Problem
Given 2 integer numbers, b
and a non-negative n
, we need to raise the number b
to the power of n
.
Examples:
Input b | Input n | Output |
2 | 4 | 16 |
-2 | 3 | -8 |
-2 | 10 | 1024 |
5 | 0 | 1 |
Solution
fn pow(mut b: i32, mut n: u32) -> i32 {
let mut pow: i32 = 1;
while n > 0 {
if (n % 2) == 1 {
pow *= b;
}
n /= 2;
b *= b;
}
pow
}
Explanation
A naive one-liner solution could be just to iterate n
times and multiply b
:
fn pow(b: i32, n: u32) -> i32 {
(0..n).fold(1, |acc, _| acc * b)
}
It would work but would have the linear time complexity O(n)

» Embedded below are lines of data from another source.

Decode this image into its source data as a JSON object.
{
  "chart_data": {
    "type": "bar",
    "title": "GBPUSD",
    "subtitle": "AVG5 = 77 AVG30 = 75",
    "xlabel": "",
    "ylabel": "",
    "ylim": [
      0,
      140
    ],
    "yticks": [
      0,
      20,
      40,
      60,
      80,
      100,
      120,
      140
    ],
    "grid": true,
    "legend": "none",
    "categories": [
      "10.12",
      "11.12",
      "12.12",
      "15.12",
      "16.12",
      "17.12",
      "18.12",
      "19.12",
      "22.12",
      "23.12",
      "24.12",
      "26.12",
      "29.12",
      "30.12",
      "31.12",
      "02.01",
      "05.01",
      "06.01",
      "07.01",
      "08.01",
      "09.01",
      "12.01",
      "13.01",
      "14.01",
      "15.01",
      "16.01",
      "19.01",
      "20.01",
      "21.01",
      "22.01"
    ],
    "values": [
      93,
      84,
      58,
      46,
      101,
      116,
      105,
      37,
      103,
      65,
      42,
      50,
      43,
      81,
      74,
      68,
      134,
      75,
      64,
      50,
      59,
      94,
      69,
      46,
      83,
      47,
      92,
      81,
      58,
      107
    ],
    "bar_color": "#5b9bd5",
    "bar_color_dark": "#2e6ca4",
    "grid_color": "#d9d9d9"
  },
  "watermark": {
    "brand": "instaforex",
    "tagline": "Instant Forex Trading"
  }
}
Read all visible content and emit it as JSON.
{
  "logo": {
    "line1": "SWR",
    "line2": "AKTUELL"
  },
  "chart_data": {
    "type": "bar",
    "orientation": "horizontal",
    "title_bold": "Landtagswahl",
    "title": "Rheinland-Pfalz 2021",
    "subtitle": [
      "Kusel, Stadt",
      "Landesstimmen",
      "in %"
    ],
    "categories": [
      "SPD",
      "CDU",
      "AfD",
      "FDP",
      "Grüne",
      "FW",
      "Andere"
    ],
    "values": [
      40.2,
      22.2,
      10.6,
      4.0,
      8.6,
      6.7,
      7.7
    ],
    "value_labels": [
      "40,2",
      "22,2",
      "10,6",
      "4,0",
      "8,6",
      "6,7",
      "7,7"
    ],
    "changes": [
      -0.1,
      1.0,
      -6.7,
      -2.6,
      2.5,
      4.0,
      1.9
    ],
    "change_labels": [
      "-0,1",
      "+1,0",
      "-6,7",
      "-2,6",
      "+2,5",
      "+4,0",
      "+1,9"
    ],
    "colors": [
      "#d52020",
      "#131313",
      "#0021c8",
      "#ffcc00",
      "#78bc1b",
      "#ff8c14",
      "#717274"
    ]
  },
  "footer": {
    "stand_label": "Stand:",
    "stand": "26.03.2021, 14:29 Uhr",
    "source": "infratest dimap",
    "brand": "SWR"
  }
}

which is not ideal. Instead, the Solution has the time complexity O(log n)
.
The idea of the Solution is to divide the number n
by 2
and multiply b
to itself while n > 0
. This way instead of multiplying b
n
times one by one, we are taking an "exponential shortcut", so to speak. In other words, instead of doing e.g. 3*3*3*3*3*3*3*3
like in the naive solution, we do ((3^2)^2)^2
.
One tricky part here is that we need to add special handling for situations when n
becomes an odd number (n % 2) == 1
. In essence, that is needed to process cases when the current power of n
is not divisible by 2
like in 3^5
. In this case, we need an additional multiplication like ((3^2)^2)*3
.
Complexity
The time complexity of the solution is O(log n)
(where n
is the power we need to raise the number to).